Report calls for $700M heart disease war

Reported February 24, 2009


OTTAWA After two years of consulting and analysis, a federal agency has concluded that too many Canadians die from heart attacks and strokes because they eat too much, exercise too little and are still smoking.

The Canadian Heart Health Strategy and Action Plan says the government should spend $700 million over seven years to persuade people to drop fatty, salty foods, get more exercise and ditch the butts.

The return, it says, would be a $22-billion savings in direct and indirect costs by 2020.

The strategy group was set up in 2006 to develop a national plan to reduce cardiovascular deaths.

"We already have a strategy for cancer, diabetes and lung disease, but until now, did not have a comprehensive strategy for the No. 1 killer and public health threat in the country heart disease and stroke," said Dr. Eldon Smith, a cardiac expert who chaired the steering committee that produced the plan.

He said there aren't even national statistics on the problem.

 

 

"I cannot tell you how many Canadians had a stroke or heart attack last year.
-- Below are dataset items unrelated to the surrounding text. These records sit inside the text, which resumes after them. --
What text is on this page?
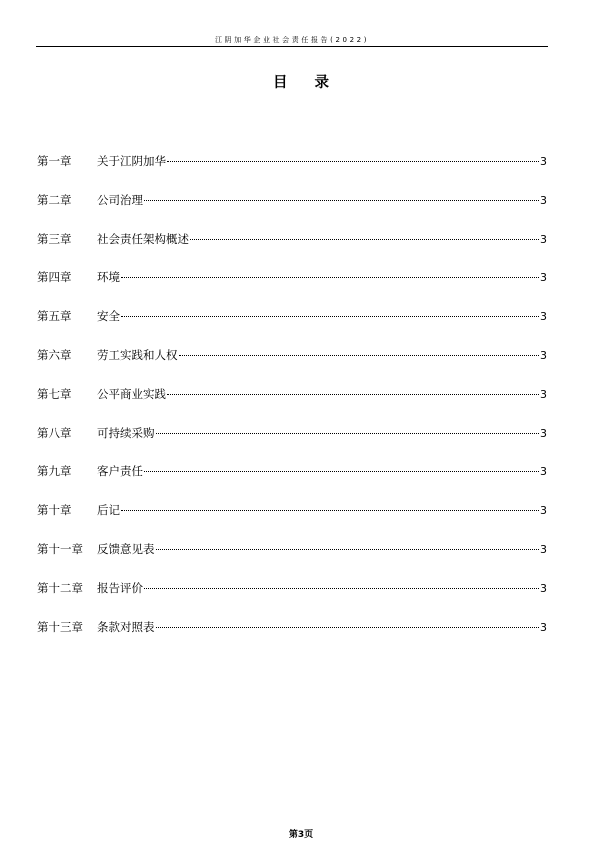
江阴加华企业社会责任报告(2022)
目录
第一章	关于江阴加华	3
第二章	公司治理	3
第三章	社会责任架构概述	3
第四章	环境	3
第五章	安全	3
第六章	劳工实践和人权	3
第七章	公平商业实践	3
第八章	可持续采购	3
第九章	客户责任	3
第十章	后记	3
第十一章	反馈意见表	3
第十二章	报告评价	3
第十三章	条款对照表	3
第3页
Comprehensive national statistics just don't exist."

In some ways, the cure is simple.

"We are too fat, spend too much time in our cars and on our couches and don't eat enough healthy foods," Smith said

The plan promotes healthy eating including at least five servings of vegetables and fruit each day and more physical activity.

It also proposes better access to health care, improved record-keeping to enhance prevention and care, and a better mix of health-care professionals.

By 2015, Smith hopes to see a 20 per cent drop in obesity among adults and a one-third cut in the number of obese children.

By 2020, the strategy aims to cut deaths from cardiovascular disease by a quarter and reduce hypertension in adults by a third.

It also hopes to cut the risk of heart attack and stroke in the native population in half. Aboriginals are currently twice as likely to develop cardiovascular disease compared to the general population.